Le accuse formalizzate ieri a carico di Impagnatiello sono pesantissime: omicidio volontario aggravato da premeditazione (ha fatto ingerire per mesi alla fidanzata piccole quantità di veleno per topi nel tentativo di avvelenare il feto e procurarle un aborto), crudeltà, futili motivi, legame parentale, interruzione di gravidanza non consensuale e occultamento di cadavere. La procura, pm Alessia Menegazzo, aggiunto Letizia Mannella, che punta a ottenere l’ergastolo ha depositato 15 supporti informatici, 35 produzioni documentali, tra cui un messaggio audio inviato da Giulia a un’amica in cui poco prima di morire dice "mi rifarò una vita adesso" e un video del baby shower, quando ormai da mesi lui le somministrava veleno. In più, le immagini delle telecamere, un estratto delle chat tra l’imputato e Giulia e tra lui e ’l’altra’.
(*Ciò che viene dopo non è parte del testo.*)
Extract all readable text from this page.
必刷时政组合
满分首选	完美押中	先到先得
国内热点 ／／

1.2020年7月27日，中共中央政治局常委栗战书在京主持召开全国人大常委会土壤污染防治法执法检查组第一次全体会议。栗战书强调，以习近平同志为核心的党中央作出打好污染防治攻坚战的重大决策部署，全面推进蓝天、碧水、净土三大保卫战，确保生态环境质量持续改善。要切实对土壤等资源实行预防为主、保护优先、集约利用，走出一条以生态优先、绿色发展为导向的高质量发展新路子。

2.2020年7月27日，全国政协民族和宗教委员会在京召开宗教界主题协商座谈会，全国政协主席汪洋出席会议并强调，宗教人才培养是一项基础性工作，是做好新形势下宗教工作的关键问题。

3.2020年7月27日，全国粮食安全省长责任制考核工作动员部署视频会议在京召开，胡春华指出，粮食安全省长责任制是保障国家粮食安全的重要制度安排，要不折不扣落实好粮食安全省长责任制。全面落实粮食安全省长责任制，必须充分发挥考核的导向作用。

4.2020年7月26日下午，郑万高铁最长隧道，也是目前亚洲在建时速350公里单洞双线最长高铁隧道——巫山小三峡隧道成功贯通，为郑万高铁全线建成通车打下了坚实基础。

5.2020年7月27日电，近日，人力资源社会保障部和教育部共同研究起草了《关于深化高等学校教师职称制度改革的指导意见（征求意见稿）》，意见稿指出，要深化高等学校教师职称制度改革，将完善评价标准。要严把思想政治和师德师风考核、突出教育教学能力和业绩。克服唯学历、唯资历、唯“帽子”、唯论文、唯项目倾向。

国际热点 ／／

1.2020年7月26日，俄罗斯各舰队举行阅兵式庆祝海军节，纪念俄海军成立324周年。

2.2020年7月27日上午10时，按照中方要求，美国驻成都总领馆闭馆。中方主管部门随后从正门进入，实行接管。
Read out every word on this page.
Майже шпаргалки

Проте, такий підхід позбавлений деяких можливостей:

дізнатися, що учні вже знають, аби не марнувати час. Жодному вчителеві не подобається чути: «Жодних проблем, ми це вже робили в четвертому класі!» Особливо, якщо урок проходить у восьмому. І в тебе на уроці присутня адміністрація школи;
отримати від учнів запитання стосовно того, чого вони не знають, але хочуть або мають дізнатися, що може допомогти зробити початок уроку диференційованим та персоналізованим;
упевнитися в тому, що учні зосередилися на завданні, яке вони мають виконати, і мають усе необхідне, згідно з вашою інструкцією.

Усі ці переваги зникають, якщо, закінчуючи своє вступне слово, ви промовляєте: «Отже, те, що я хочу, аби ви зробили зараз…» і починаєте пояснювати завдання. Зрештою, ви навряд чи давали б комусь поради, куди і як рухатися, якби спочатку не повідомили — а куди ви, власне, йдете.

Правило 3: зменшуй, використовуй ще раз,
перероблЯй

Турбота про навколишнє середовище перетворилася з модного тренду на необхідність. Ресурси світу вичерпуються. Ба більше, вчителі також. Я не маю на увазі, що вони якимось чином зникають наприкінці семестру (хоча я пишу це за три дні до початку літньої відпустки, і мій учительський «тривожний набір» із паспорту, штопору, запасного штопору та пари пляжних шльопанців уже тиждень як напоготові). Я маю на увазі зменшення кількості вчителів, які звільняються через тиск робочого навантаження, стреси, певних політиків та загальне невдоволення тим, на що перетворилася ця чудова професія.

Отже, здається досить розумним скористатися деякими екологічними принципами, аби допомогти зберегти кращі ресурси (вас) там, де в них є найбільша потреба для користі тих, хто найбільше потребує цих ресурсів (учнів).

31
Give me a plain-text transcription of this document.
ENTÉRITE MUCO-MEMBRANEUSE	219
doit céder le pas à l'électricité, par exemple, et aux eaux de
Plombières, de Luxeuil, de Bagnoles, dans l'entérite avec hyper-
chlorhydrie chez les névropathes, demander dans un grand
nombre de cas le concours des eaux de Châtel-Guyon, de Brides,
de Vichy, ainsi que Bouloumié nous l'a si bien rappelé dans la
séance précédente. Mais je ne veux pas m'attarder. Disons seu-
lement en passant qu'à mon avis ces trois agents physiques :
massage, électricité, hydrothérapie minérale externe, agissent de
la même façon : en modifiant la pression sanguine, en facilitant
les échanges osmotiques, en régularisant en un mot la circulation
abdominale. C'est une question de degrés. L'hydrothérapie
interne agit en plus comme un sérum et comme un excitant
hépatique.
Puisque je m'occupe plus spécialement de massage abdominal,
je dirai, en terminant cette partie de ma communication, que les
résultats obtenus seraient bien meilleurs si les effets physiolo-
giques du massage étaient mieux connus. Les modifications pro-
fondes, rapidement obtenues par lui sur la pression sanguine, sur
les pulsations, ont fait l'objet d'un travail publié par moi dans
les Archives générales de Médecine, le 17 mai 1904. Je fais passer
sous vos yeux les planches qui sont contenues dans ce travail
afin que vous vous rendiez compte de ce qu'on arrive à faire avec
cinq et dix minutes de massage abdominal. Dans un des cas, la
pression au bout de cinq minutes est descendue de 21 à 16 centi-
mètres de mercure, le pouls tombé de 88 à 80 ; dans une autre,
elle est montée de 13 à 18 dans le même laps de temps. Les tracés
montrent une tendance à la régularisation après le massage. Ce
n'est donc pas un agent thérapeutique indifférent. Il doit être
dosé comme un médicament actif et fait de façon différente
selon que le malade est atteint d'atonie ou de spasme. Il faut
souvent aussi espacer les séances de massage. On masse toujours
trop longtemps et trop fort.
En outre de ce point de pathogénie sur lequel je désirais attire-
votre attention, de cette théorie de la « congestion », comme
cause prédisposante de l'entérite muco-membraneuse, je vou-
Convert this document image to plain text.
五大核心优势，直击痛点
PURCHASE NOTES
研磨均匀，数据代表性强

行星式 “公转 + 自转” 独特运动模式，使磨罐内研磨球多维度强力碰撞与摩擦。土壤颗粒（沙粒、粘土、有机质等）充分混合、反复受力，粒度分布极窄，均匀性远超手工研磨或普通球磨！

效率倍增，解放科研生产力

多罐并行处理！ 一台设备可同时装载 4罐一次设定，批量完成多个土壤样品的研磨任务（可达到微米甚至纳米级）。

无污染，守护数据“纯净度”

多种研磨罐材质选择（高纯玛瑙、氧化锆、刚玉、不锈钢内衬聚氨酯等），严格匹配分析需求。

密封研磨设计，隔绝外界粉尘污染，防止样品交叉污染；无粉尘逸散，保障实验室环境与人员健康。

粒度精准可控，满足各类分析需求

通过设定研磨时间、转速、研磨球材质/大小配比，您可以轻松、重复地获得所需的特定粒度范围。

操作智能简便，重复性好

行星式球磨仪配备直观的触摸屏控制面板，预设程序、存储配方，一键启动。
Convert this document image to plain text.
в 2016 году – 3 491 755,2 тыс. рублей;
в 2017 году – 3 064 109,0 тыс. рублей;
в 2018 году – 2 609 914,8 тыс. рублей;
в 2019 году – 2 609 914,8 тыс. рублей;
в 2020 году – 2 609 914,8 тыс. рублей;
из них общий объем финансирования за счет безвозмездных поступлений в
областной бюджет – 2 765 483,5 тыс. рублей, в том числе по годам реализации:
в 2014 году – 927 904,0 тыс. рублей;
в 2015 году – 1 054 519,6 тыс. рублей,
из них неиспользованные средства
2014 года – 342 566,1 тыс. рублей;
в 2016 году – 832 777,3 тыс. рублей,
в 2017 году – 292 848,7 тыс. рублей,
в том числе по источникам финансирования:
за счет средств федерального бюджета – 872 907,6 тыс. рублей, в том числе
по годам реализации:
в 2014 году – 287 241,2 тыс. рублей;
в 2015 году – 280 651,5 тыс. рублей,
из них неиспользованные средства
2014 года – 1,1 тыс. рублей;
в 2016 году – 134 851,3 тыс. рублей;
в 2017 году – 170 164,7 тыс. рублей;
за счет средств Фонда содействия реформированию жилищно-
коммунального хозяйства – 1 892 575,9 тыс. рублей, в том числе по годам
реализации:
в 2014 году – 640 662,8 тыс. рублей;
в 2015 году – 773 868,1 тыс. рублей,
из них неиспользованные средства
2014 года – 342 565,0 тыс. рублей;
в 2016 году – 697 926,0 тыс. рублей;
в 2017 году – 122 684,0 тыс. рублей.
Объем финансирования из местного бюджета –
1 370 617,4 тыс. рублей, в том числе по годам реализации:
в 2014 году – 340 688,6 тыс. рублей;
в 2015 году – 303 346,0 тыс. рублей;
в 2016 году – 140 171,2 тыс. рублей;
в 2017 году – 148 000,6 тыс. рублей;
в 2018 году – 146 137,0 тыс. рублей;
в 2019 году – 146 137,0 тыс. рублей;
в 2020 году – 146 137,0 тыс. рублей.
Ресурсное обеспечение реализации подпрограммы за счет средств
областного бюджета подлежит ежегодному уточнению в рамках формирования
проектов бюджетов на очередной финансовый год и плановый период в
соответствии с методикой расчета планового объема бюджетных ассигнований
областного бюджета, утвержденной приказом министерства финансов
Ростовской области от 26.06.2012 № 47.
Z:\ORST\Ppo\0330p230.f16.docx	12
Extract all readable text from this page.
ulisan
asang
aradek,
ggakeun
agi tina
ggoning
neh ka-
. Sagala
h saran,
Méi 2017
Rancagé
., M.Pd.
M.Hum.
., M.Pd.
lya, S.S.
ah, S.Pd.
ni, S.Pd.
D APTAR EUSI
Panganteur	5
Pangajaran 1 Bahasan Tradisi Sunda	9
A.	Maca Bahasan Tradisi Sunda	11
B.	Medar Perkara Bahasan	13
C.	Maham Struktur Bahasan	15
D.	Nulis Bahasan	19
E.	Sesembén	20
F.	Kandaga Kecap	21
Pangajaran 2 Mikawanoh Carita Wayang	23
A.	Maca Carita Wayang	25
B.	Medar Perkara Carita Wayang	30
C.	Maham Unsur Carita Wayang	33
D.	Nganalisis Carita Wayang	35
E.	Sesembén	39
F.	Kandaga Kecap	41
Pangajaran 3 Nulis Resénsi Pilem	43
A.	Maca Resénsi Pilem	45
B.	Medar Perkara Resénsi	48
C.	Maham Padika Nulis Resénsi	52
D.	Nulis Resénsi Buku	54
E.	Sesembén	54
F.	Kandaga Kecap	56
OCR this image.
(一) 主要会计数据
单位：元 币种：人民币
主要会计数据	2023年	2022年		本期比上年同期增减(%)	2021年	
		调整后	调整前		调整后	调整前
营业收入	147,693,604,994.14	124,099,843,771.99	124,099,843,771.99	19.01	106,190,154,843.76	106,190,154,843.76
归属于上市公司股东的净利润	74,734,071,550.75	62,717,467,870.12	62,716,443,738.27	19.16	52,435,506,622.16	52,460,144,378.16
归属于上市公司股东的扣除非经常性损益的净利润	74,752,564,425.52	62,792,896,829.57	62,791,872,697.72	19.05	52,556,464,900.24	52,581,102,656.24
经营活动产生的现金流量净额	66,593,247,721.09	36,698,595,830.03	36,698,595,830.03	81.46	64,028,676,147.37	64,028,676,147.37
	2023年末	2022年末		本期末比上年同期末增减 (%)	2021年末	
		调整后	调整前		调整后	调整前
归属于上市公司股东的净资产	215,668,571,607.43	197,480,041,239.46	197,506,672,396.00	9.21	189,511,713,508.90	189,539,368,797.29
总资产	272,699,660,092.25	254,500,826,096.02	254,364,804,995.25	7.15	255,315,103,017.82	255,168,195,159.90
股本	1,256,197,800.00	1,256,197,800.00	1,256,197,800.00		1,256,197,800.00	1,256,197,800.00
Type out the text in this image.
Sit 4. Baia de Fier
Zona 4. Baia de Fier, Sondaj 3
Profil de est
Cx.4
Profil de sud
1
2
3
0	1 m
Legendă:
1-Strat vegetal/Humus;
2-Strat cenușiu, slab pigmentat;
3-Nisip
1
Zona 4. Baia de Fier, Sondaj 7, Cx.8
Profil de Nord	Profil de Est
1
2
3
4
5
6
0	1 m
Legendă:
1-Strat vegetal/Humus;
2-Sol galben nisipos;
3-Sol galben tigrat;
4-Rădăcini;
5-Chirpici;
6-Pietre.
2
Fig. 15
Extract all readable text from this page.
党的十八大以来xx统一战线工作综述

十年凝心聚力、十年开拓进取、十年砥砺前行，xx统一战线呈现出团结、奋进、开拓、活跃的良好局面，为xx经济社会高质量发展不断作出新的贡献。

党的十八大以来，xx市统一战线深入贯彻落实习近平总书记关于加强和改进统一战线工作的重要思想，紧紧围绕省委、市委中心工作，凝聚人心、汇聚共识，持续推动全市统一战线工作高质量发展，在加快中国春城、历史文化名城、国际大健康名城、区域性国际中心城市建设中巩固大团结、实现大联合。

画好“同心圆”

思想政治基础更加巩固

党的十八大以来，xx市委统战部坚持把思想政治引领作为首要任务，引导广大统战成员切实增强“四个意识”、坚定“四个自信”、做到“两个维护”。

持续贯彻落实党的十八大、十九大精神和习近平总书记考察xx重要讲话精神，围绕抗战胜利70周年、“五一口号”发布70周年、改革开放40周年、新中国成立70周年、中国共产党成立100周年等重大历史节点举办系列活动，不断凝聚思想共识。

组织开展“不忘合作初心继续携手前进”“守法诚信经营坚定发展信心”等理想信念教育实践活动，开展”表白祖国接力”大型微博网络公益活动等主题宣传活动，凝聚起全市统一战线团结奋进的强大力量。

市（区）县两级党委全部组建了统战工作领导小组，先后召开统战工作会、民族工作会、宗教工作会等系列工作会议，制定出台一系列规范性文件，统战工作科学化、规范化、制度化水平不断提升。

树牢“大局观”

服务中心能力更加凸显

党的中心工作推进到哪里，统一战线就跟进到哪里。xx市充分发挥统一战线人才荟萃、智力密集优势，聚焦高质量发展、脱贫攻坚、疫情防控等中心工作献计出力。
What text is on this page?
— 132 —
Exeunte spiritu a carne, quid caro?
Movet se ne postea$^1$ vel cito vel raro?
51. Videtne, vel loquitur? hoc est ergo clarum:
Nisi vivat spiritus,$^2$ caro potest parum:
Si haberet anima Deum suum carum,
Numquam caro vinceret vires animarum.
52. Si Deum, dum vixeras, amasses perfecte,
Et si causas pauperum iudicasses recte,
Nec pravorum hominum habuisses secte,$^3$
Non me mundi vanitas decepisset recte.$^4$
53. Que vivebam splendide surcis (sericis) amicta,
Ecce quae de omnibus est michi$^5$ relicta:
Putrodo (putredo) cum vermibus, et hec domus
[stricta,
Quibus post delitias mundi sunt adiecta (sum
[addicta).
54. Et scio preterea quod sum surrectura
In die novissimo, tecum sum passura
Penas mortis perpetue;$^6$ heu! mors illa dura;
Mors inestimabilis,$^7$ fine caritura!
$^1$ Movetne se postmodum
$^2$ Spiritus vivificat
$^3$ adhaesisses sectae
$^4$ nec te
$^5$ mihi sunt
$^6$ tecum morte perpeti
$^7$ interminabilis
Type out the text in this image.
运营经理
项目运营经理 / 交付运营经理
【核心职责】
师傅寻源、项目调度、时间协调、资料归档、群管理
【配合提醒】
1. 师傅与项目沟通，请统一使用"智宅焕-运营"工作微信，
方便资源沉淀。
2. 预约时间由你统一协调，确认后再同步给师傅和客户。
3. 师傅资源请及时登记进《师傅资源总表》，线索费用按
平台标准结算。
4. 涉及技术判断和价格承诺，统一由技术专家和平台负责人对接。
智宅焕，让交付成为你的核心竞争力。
E ancora le copie forensi dei pc e la trascrizione di una telefonata in cui il fratello di Impagnatiello, con un amico, commentava le bugie sull’esistenza di un garage in cui – si scoprirà dopo – era nascosto il cadavere. L’accusa ha chiesto anche l’esame dell’imputato, così come il legale dei Tramontano, Giovanni Cacciapuoti, ha chiesto il controesame di tutti i testi della difesa. E, considerando che la difesa indica come testi una psicologa e uno psichiatra in prospettiva di una richiesta di perizia che ne dimostri l’incapacità, Cacciapuoti ha chiesto l’ammissione a prova contraria di due propri consulenti, gli psichiatri Salvatore De Feo e Diana Galletta.